Nov 18, 2010 at 4:00 am
Slav to the Rhythm: St. Louis Actors' Studio puts Rock 'n' Roll through its paces
John Lamb

Tom Stoppard's expansive Rock 'n' Roll is the playwright's concept album about political activism, the counterculture, Czechoslovakian political history, the mind/body split, the solace of art, Syd Barrett and just what the hell it is that the working class wants. Like most concept albums, trying to explain it is like tap dancing about fishing — if you want to understand it, you have to experience it for yourself.
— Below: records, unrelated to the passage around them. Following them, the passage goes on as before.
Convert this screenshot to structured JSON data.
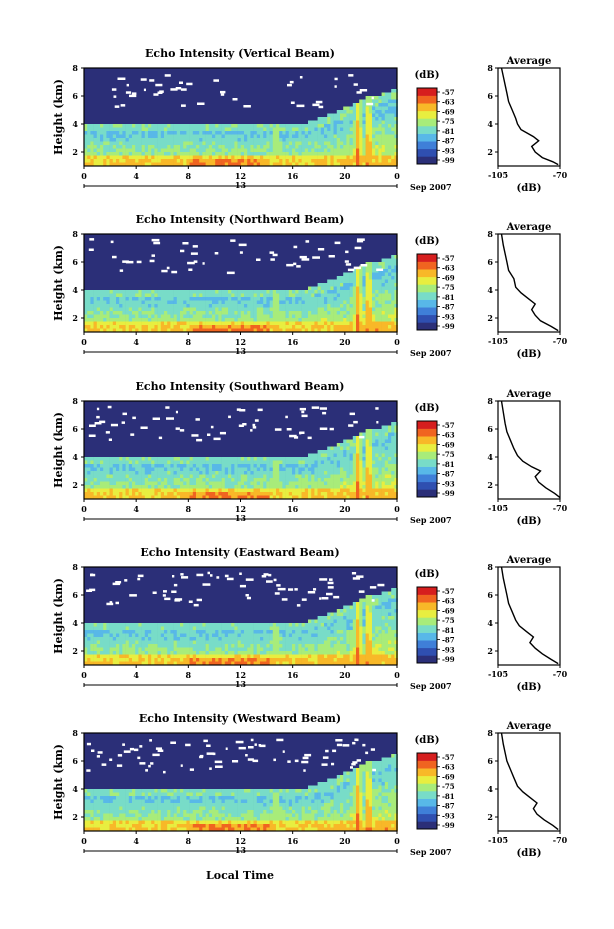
{
  "figure": {
    "date_label": "Sep 2007",
    "xlabel": "Local Time",
    "colorbar_unit": "(dB)",
    "colorbar_ticks": [
      "-57",
      "-63",
      "-69",
      "-75",
      "-81",
      "-87",
      "-93",
      "-99"
    ],
    "colorbar_colors": [
      "#2b2f78",
      "#2f4fb0",
      "#3f7fd8",
      "#58b8e8",
      "#78dcc8",
      "#a8ec7a",
      "#e8ee40",
      "#f8b828",
      "#f06420",
      "#d61e1e"
    ],
    "background_color": "#2b2f78",
    "no_data_color": "#ffffff"
  },
  "chart_data": [
    {
      "type": "heatmap",
      "title": "Echo Intensity (Vertical Beam)",
      "ylabel": "Height (km)",
      "x_ticks": [
        "0",
        "4",
        "8",
        "12",
        "16",
        "20",
        "0"
      ],
      "x_day_label": "13",
      "y_ticks": [
        "2",
        "4",
        "6",
        "8"
      ],
      "xlim": [
        0,
        24
      ],
      "ylim": [
        1,
        8
      ],
      "profile": {
        "title": "Average",
        "xlabel": "(dB)",
        "x_ticks": [
          "-105",
          "-70"
        ],
        "y_ticks": [
          "2",
          "4",
          "6",
          "8"
        ],
        "xlim": [
          -105,
          -70
        ],
        "ylim": [
          1,
          8
        ],
        "points": [
          [
            -71,
            1.1
          ],
          [
            -74,
            1.3
          ],
          [
            -80,
            1.6
          ],
          [
            -84,
            2.0
          ],
          [
            -86,
            2.4
          ],
          [
            -82,
            2.8
          ],
          [
            -85,
            3.1
          ],
          [
            -92,
            3.6
          ],
          [
            -94,
            4.0
          ],
          [
            -95,
            4.4
          ],
          [
            -97,
            5.0
          ],
          [
            -99,
            5.6
          ],
          [
            -100,
            6.2
          ],
          [
            -101,
            6.8
          ],
          [
            -102,
            7.4
          ],
          [
            -103,
            8.0
          ]
        ]
      }
    },
    {
      "type": "heatmap",
      "title": "Echo Intensity (Northward Beam)",
      "ylabel": "Height (km)",
      "x_ticks": [
        "0",
        "4",
        "8",
        "12",
        "16",
        "20",
        "0"
      ],
      "x_day_label": "13",
      "y_ticks": [
        "2",
        "4",
        "6",
        "8"
      ],
      "xlim": [
        0,
        24
      ],
      "ylim": [
        1,
        8
      ],
      "profile": {
        "title": "Average",
        "xlabel": "(dB)",
        "x_ticks": [
          "-105",
          "-70"
        ],
        "y_ticks": [
          "2",
          "4",
          "6",
          "8"
        ],
        "xlim": [
          -105,
          -70
        ],
        "ylim": [
          1,
          8
        ],
        "points": [
          [
            -71,
            1.1
          ],
          [
            -75,
            1.4
          ],
          [
            -81,
            1.8
          ],
          [
            -84,
            2.2
          ],
          [
            -86,
            2.6
          ],
          [
            -84,
            3.0
          ],
          [
            -88,
            3.4
          ],
          [
            -92,
            3.8
          ],
          [
            -95,
            4.2
          ],
          [
            -96,
            4.8
          ],
          [
            -99,
            5.4
          ],
          [
            -100,
            6.0
          ],
          [
            -101,
            6.6
          ],
          [
            -102,
            7.2
          ],
          [
            -103,
            8.0
          ]
        ]
      }
    },
    {
      "type": "heatmap",
      "title": "Echo Intensity (Southward Beam)",
      "ylabel": "Height (km)",
      "x_ticks": [
        "0",
        "4",
        "8",
        "12",
        "16",
        "20",
        "0"
      ],
      "x_day_label": "13",
      "y_ticks": [
        "2",
        "4",
        "6",
        "8"
      ],
      "xlim": [
        0,
        24
      ],
      "ylim": [
        1,
        8
      ],
      "profile": {
        "title": "Average",
        "xlabel": "(dB)",
        "x_ticks": [
          "-105",
          "-70"
        ],
        "y_ticks": [
          "2",
          "4",
          "6",
          "8"
        ],
        "xlim": [
          -105,
          -70
        ],
        "ylim": [
          1,
          8
        ],
        "points": [
          [
            -70,
            1.1
          ],
          [
            -73,
            1.4
          ],
          [
            -78,
            1.8
          ],
          [
            -82,
            2.2
          ],
          [
            -84,
            2.6
          ],
          [
            -81,
            3.0
          ],
          [
            -86,
            3.3
          ],
          [
            -91,
            3.7
          ],
          [
            -94,
            4.1
          ],
          [
            -96,
            4.6
          ],
          [
            -98,
            5.2
          ],
          [
            -100,
            5.8
          ],
          [
            -101,
            6.4
          ],
          [
            -102,
            7.2
          ],
          [
            -103,
            8.0
          ]
        ]
      }
    },
    {
      "type": "heatmap",
      "title": "Echo Intensity (Eastward Beam)",
      "ylabel": "Height (km)",
      "x_ticks": [
        "0",
        "4",
        "8",
        "12",
        "16",
        "20",
        "0"
      ],
      "x_day_label": "13",
      "y_ticks": [
        "2",
        "4",
        "6",
        "8"
      ],
      "xlim": [
        0,
        24
      ],
      "ylim": [
        1,
        8
      ],
      "profile": {
        "title": "Average",
        "xlabel": "(dB)",
        "x_ticks": [
          "-105",
          "-70"
        ],
        "y_ticks": [
          "2",
          "4",
          "6",
          "8"
        ],
        "xlim": [
          -105,
          -70
        ],
        "ylim": [
          1,
          8
        ],
        "points": [
          [
            -71,
            1.1
          ],
          [
            -75,
            1.4
          ],
          [
            -80,
            1.8
          ],
          [
            -84,
            2.2
          ],
          [
            -87,
            2.6
          ],
          [
            -85,
            3.0
          ],
          [
            -89,
            3.4
          ],
          [
            -93,
            3.8
          ],
          [
            -95,
            4.2
          ],
          [
            -97,
            4.8
          ],
          [
            -99,
            5.4
          ],
          [
            -100,
            6.0
          ],
          [
            -101,
            6.6
          ],
          [
            -102,
            7.2
          ],
          [
            -103,
            8.0
          ]
        ]
      }
    },
    {
      "type": "heatmap",
      "title": "Echo Intensity (Westward Beam)",
      "ylabel": "Height (km)",
      "x_ticks": [
        "0",
        "4",
        "8",
        "12",
        "16",
        "20",
        "0"
      ],
      "x_day_label": "13",
      "y_ticks": [
        "2",
        "4",
        "6",
        "8"
      ],
      "xlim": [
        0,
        24
      ],
      "ylim": [
        1,
        8
      ],
      "profile": {
        "title": "Average",
        "xlabel": "(dB)",
        "x_ticks": [
          "-105",
          "-70"
        ],
        "y_ticks": [
          "2",
          "4",
          "6",
          "8"
        ],
        "xlim": [
          -105,
          -70
        ],
        "ylim": [
          1,
          8
        ],
        "points": [
          [
            -71,
            1.1
          ],
          [
            -74,
            1.4
          ],
          [
            -79,
            1.8
          ],
          [
            -83,
            2.2
          ],
          [
            -85,
            2.6
          ],
          [
            -83,
            3.0
          ],
          [
            -87,
            3.4
          ],
          [
            -91,
            3.8
          ],
          [
            -94,
            4.2
          ],
          [
            -96,
            4.8
          ],
          [
            -98,
            5.4
          ],
          [
            -100,
            6.0
          ],
          [
            -101,
            6.6
          ],
          [
            -102,
            7.2
          ],
          [
            -103,
            8.0
          ]
        ]
      }
    }
  ]
}
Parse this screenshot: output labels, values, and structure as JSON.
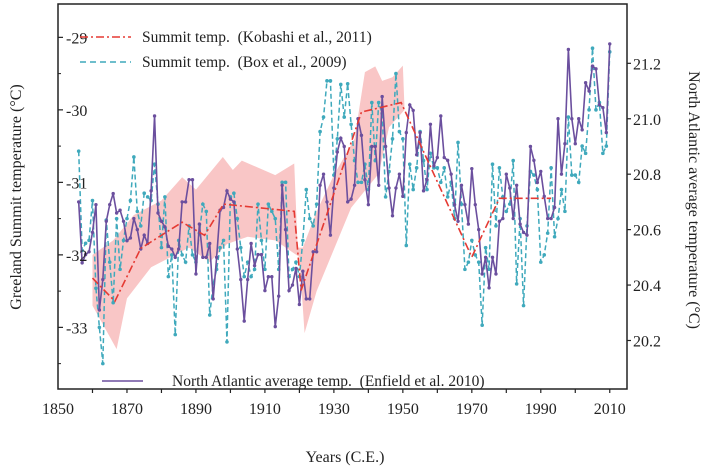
{
  "chart_data": {
    "type": "line",
    "xlabel": "Years (C.E.)",
    "ylabel_left": "Greeland Summit temperature (°C)",
    "ylabel_right": "North Atlantic average temperature (°C)",
    "xlim": [
      1850,
      2015
    ],
    "ylim_left": [
      -33.85,
      -28.54
    ],
    "ylim_right": [
      20.025,
      21.414
    ],
    "x_ticks": [
      1850,
      1870,
      1890,
      1910,
      1930,
      1950,
      1970,
      1990,
      2010
    ],
    "y_ticks_left": [
      -29,
      -30,
      -31,
      -32,
      -33
    ],
    "y_ticks_right": [
      21.2,
      21.0,
      20.8,
      20.6,
      20.4,
      20.2
    ],
    "grid": false,
    "legend": [
      {
        "label": "Summit temp.  (Kobashi et al., 2011)",
        "placement": "top-left"
      },
      {
        "label": "Summit temp.  (Box et al., 2009)",
        "placement": "top-left"
      },
      {
        "label": "North Atlantic average temp.  (Enfield et al. 2010)",
        "placement": "bottom"
      }
    ],
    "series": [
      {
        "name": "Summit temp.  (Kobashi et al., 2011)",
        "axis": "left",
        "style": "dash-dot",
        "color": "#e53a33",
        "x": [
          1860,
          1866.5,
          1874,
          1886,
          1892.5,
          1898,
          1918.5,
          1920.5,
          1938,
          1949.5,
          1970,
          1978,
          1993
        ],
        "y": [
          -32.32,
          -32.64,
          -31.91,
          -31.55,
          -31.73,
          -31.3,
          -31.4,
          -32.49,
          -30.03,
          -29.9,
          -32.03,
          -31.22,
          -31.22
        ],
        "uncertainty_band": {
          "color": "#f9c6c6",
          "upper_x": [
            1860,
            1866,
            1872,
            1880,
            1886,
            1890,
            1897.8,
            1900.7,
            1903.3,
            1913,
            1918.5,
            1919.5,
            1921,
            1925,
            1930,
            1936,
            1939,
            1942,
            1944,
            1947,
            1950,
            1950.5
          ],
          "upper_y": [
            -32.0,
            -31.8,
            -31.45,
            -31.25,
            -30.93,
            -31.1,
            -30.65,
            -30.83,
            -30.7,
            -30.9,
            -30.74,
            -31.9,
            -31.9,
            -31.4,
            -30.9,
            -30.4,
            -29.48,
            -29.4,
            -29.6,
            -29.55,
            -29.39,
            -30.0
          ],
          "lower_x": [
            1860,
            1867,
            1870,
            1877,
            1888,
            1894,
            1899,
            1905,
            1913,
            1920,
            1921.5,
            1925,
            1935,
            1943,
            1946,
            1950.5
          ],
          "lower_y": [
            -32.7,
            -33.3,
            -32.6,
            -32.17,
            -31.9,
            -32.1,
            -31.85,
            -31.75,
            -31.8,
            -32.03,
            -33.08,
            -32.5,
            -31.35,
            -30.88,
            -30.24,
            -30.0
          ]
        }
      },
      {
        "name": "Summit temp.  (Box et al., 2009)",
        "axis": "left",
        "style": "dashed",
        "color": "#3fa9bc",
        "x_start": 1856,
        "y": [
          -30.57,
          -31.94,
          -31.84,
          -31.8,
          -31.25,
          -32.46,
          -33.0,
          -33.5,
          -31.52,
          -32.1,
          -32.66,
          -31.5,
          -32.2,
          -31.8,
          -31.5,
          -31.25,
          -30.65,
          -31.4,
          -31.6,
          -31.15,
          -31.2,
          -31.25,
          -30.75,
          -31.3,
          -31.9,
          -31.2,
          -32.3,
          -32.0,
          -33.1,
          -31.8,
          -32.0,
          -32.1,
          -31.6,
          -32.0,
          -32.1,
          -31.7,
          -31.3,
          -31.4,
          -32.83,
          -32.4,
          -32.2,
          -31.9,
          -31.8,
          -33.2,
          -31.2,
          -31.15,
          -31.5,
          -31.9,
          -32.3,
          -32.1,
          -32.3,
          -32.2,
          -31.3,
          -31.8,
          -32.2,
          -31.3,
          -31.4,
          -31.5,
          -32.2,
          -31.0,
          -31.0,
          -32.3,
          -32.2,
          -32.1,
          -32.3,
          -31.8,
          -31.1,
          -31.5,
          -31.6,
          -31.3,
          -30.3,
          -30.1,
          -29.6,
          -29.6,
          -30.9,
          -30.4,
          -29.65,
          -30.1,
          -29.64,
          -30.2,
          -30.7,
          -31.0,
          -31.0,
          -30.75,
          -31.1,
          -29.9,
          -30.7,
          -29.9,
          -30.05,
          -31.2,
          -30.85,
          -30.4,
          -29.5,
          -30.3,
          -30.4,
          -31.87,
          -30.75,
          -31.1,
          -30.8,
          -30.3,
          -30.7,
          -31.1,
          -30.6,
          -30.8,
          -30.8,
          -31.0,
          -30.8,
          -31.2,
          -31.0,
          -31.5,
          -30.45,
          -31.3,
          -32.2,
          -32.1,
          -31.8,
          -32.0,
          -32.1,
          -32.97,
          -31.9,
          -32.2,
          -30.75,
          -31.6,
          -30.8,
          -31.2,
          -31.4,
          -31.3,
          -30.7,
          -32.4,
          -31.5,
          -32.7,
          -31.6,
          -30.85,
          -30.9,
          -31.1,
          -32.1,
          -32.0,
          -31.7,
          -30.8,
          -31.75,
          -31.5,
          -31.1,
          -31.4,
          -30.1,
          -30.9,
          -30.9,
          -31.0,
          -30.5,
          -30.6,
          -30.0,
          -29.15,
          -30.0,
          -29.9,
          -30.6,
          -30.5,
          -29.2
        ]
      },
      {
        "name": "North Atlantic average temp.  (Enfield et al. 2010)",
        "axis": "right",
        "style": "solid",
        "color": "#6b4f9e",
        "x_start": 1856,
        "y": [
          20.7,
          20.48,
          20.51,
          20.52,
          20.59,
          20.69,
          20.31,
          20.42,
          20.63,
          20.69,
          20.73,
          20.66,
          20.67,
          20.63,
          20.56,
          20.57,
          20.64,
          20.6,
          20.53,
          20.58,
          20.55,
          20.74,
          21.01,
          20.66,
          20.63,
          20.61,
          20.54,
          20.53,
          20.5,
          20.53,
          20.7,
          20.7,
          20.78,
          20.78,
          20.44,
          20.62,
          20.5,
          20.5,
          20.55,
          20.35,
          20.5,
          20.67,
          20.68,
          20.74,
          20.71,
          20.7,
          20.53,
          20.42,
          20.27,
          20.42,
          20.55,
          20.47,
          20.51,
          20.51,
          20.38,
          20.43,
          20.43,
          20.25,
          20.36,
          20.76,
          20.6,
          20.38,
          20.4,
          20.46,
          20.33,
          20.45,
          20.35,
          20.35,
          20.52,
          20.52,
          20.76,
          20.8,
          20.7,
          20.58,
          20.75,
          20.88,
          20.93,
          20.9,
          20.7,
          20.71,
          20.76,
          21.0,
          20.94,
          20.78,
          20.69,
          20.9,
          20.9,
          20.76,
          21.08,
          20.9,
          20.75,
          20.65,
          20.75,
          20.8,
          20.72,
          20.95,
          21.05,
          21.03,
          20.87,
          20.95,
          20.74,
          20.78,
          20.98,
          20.83,
          20.86,
          21.01,
          20.86,
          20.85,
          20.8,
          20.69,
          20.63,
          20.76,
          20.69,
          20.62,
          20.82,
          20.69,
          20.6,
          20.44,
          20.5,
          20.39,
          20.5,
          20.44,
          20.63,
          20.64,
          20.8,
          20.75,
          20.64,
          20.76,
          20.62,
          20.59,
          20.58,
          20.9,
          20.85,
          20.77,
          20.81,
          20.72,
          20.64,
          20.64,
          20.68,
          21.0,
          20.8,
          20.91,
          21.25,
          21.0,
          20.91,
          21.0,
          20.96,
          21.13,
          21.1,
          21.19,
          21.18,
          21.05,
          21.04,
          20.95,
          21.27
        ]
      }
    ]
  }
}
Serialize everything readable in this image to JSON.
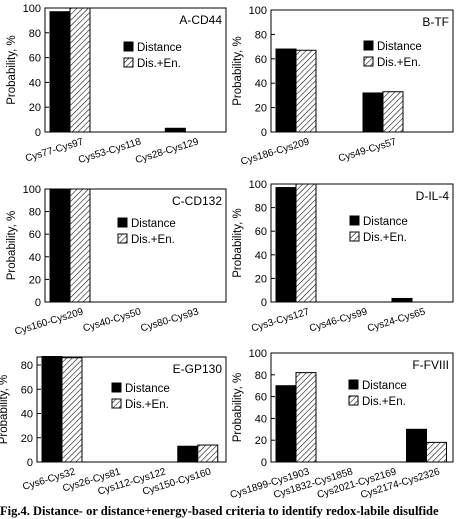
{
  "figure_caption": "Fig.4. Distance- or distance+energy-based criteria to identify redox-labile disulfide",
  "colors": {
    "distance_fill": "#000000",
    "dis_en_pattern": "hatched",
    "axis": "#000000",
    "background": "#ffffff"
  },
  "chart_data": [
    {
      "type": "bar",
      "title": "A-CD44",
      "ylabel": "Probability, %",
      "ylim": [
        0,
        100
      ],
      "yticks": [
        0,
        20,
        40,
        60,
        80,
        100
      ],
      "categories": [
        "Cys77-Cys97",
        "Cys53-Cys118",
        "Cys28-Cys129"
      ],
      "series": [
        {
          "name": "Distance",
          "values": [
            97,
            0,
            3
          ]
        },
        {
          "name": "Dis.+En.",
          "values": [
            100,
            0,
            0
          ]
        }
      ],
      "legend": "right",
      "grid": false
    },
    {
      "type": "bar",
      "title": "B-TF",
      "ylabel": "Probability, %",
      "ylim": [
        0,
        100
      ],
      "yticks": [
        0,
        20,
        40,
        60,
        80,
        100
      ],
      "categories": [
        "Cys186-Cys209",
        "Cys49-Cys57"
      ],
      "series": [
        {
          "name": "Distance",
          "values": [
            68,
            32
          ]
        },
        {
          "name": "Dis.+En.",
          "values": [
            67,
            33
          ]
        }
      ],
      "legend": "right",
      "grid": false
    },
    {
      "type": "bar",
      "title": "C-CD132",
      "ylabel": "Probability, %",
      "ylim": [
        0,
        100
      ],
      "yticks": [
        0,
        20,
        40,
        60,
        80,
        100
      ],
      "categories": [
        "Cys160-Cys209",
        "Cys40-Cys50",
        "Cys80-Cys93"
      ],
      "series": [
        {
          "name": "Distance",
          "values": [
            100,
            0,
            0
          ]
        },
        {
          "name": "Dis.+En.",
          "values": [
            100,
            0,
            0
          ]
        }
      ],
      "legend": "right",
      "grid": false
    },
    {
      "type": "bar",
      "title": "D-IL-4",
      "ylabel": "Probability, %",
      "ylim": [
        0,
        100
      ],
      "yticks": [
        0,
        20,
        40,
        60,
        80,
        100
      ],
      "categories": [
        "Cys3-Cys127",
        "Cys46-Cys99",
        "Cys24-Cys65"
      ],
      "series": [
        {
          "name": "Distance",
          "values": [
            97,
            0,
            3
          ]
        },
        {
          "name": "Dis.+En.",
          "values": [
            100,
            0,
            0
          ]
        }
      ],
      "legend": "right",
      "grid": false
    },
    {
      "type": "bar",
      "title": "E-GP130",
      "ylabel": "Probability, %",
      "ylim": [
        0,
        100
      ],
      "yticks": [
        0,
        20,
        40,
        60,
        80
      ],
      "categories": [
        "Cys6-Cys32",
        "Cys26-Cys81",
        "Cys112-Cys122",
        "Cys150-Cys160"
      ],
      "series": [
        {
          "name": "Distance",
          "values": [
            87,
            0,
            0,
            13
          ]
        },
        {
          "name": "Dis.+En.",
          "values": [
            86,
            0,
            0,
            14
          ]
        }
      ],
      "legend": "right",
      "grid": false
    },
    {
      "type": "bar",
      "title": "F-FVIII",
      "ylabel": "Probability, %",
      "ylim": [
        0,
        100
      ],
      "yticks": [
        0,
        20,
        40,
        60,
        80,
        100
      ],
      "categories": [
        "Cys1899-Cys1903",
        "Cys1832-Cys1858",
        "Cys2021-Cys2169",
        "Cys2174-Cys2326"
      ],
      "series": [
        {
          "name": "Distance",
          "values": [
            70,
            0,
            0,
            30
          ]
        },
        {
          "name": "Dis.+En.",
          "values": [
            82,
            0,
            0,
            18
          ]
        }
      ],
      "legend": "right",
      "grid": false
    }
  ]
}
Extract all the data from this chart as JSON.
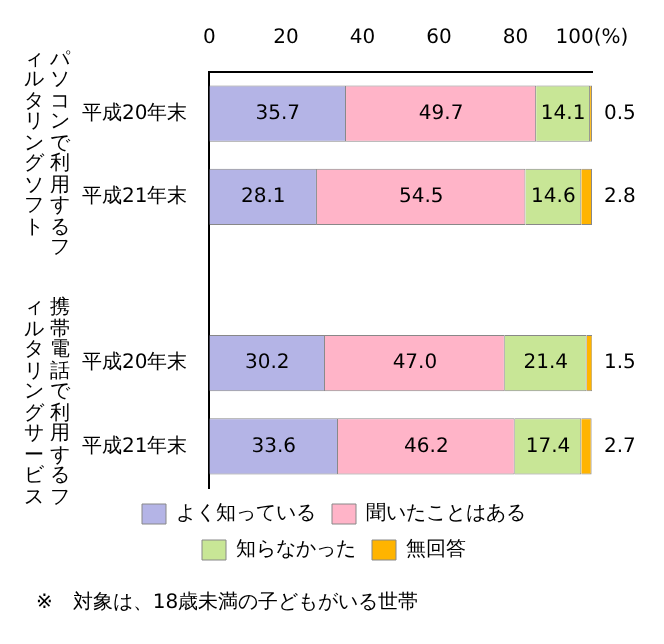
{
  "chart_data": {
    "type": "bar",
    "orientation": "horizontal",
    "stacked": true,
    "categories": [
      "平成20年末",
      "平成21年末",
      null,
      "平成20年末",
      "平成21年末"
    ],
    "series": [
      {
        "name": "よく知っている",
        "color": "#b4b4e6",
        "values": [
          35.7,
          28.1,
          null,
          30.2,
          33.6
        ],
        "value_labels": [
          "35.7",
          "28.1",
          null,
          "30.2",
          "33.6"
        ]
      },
      {
        "name": "聞いたことはある",
        "color": "#ffb4c8",
        "values": [
          49.7,
          54.5,
          null,
          47.0,
          46.2
        ],
        "value_labels": [
          "49.7",
          "54.5",
          null,
          "47.0",
          "46.2"
        ]
      },
      {
        "name": "知らなかった",
        "color": "#c8e696",
        "values": [
          14.1,
          14.6,
          null,
          21.4,
          17.4
        ],
        "value_labels": [
          "14.1",
          "14.6",
          null,
          "21.4",
          "17.4"
        ]
      },
      {
        "name": "無回答",
        "color": "#ffb400",
        "values": [
          0.5,
          2.8,
          null,
          1.5,
          2.7
        ],
        "value_labels": [
          "0.5",
          "2.8",
          null,
          "1.5",
          "2.7"
        ]
      }
    ],
    "xlim": [
      0,
      100
    ],
    "xticks": [
      0,
      20,
      40,
      60,
      80,
      {
        "value": 100,
        "label": "100(%)"
      }
    ],
    "grid": false,
    "legend": "bottom",
    "annotations": [
      "パソコンで利用するフィルタリングソフト",
      "携帯電話で利用するフィルタリングサービス",
      "※　対象は、18歳未満の子どもがいる世帯"
    ]
  }
}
And it would be very difficult indeed to experience a production of this fine play that exhibited more warmth and carefully wrought performances than the one director Milt Zoth and a powerhouse cast have assembled for the St. Louis Actors' Studio.

The core of the story is the relationship between Max (Jerry Vogel), a professor of "brain science" and hard-line member of Great Britain's Communist Party, and Jan (Charlie Barron), a young Czechoslovakian national who leaves Britain and Max's tutelage to return home in 1968, the year the Soviets invaded Czechoslovakia. Max's life is one of intellectual extremism — as far as Max is concerned, there is nothing but the brain and the infallibility of Communist theory, and the one shapes the other. Vogel walks a dangerous line with Max; he's so blinded by his ideology that he's incapable of understanding or empathizing with anyone who doesn't agree with him. Vogel makes this argumentative, dismissive man likable without betraying his nasty side. "I'm sorry about the tanks," he sneers when Jan announces his intent to leave — but he also grudgingly hugs him.

Barron's Jan is all heart compared to his mentor. Deliriously in love with rock & roll, he brings his contraband records with him to Czechoslovakia, content to disappear in their grooves as his country slips ever deeper into totalitarianism. As intelligent as Max but much more feeling — is it the music that makes him this way, or is he drawn to the music because of his soul? — Jan is the source of most of the play's greatest lines. The conciliatory Czech leader Dubcek is "basically Cliff Richard." "Police love dissidents like the Inquisition loved heretics," he tells his activist friend Ferdinand (Chris Jones, who gives the character a lived-in, depressive charm). Barron is absolutely outstanding as a man driven from apathy to action not by police beatings or prison, but by the destruction of his albums.

Scenes are titled after some of the greatest songs in the rock canon, with nifty video projections of the musicians and title projected on the wings (these were created by Michael B. Perkins). For some reason, the Velvet Underground's "I'm Waiting for the Man" featured footage of Jerry Garcia, a juxtaposition that made my asshole pucker in disgust — I'm more like Jan that I care to admit. But just like the chorus of that other Velvets' song (the one that lends its name to the play), "it's all right." And that's how it all ends, too: Some people are saved by Rock 'n' Roll and some people aren't, some people lose everything and some people have everything. And it's all right — "all right" being Lou Reed's ultimate state of grace.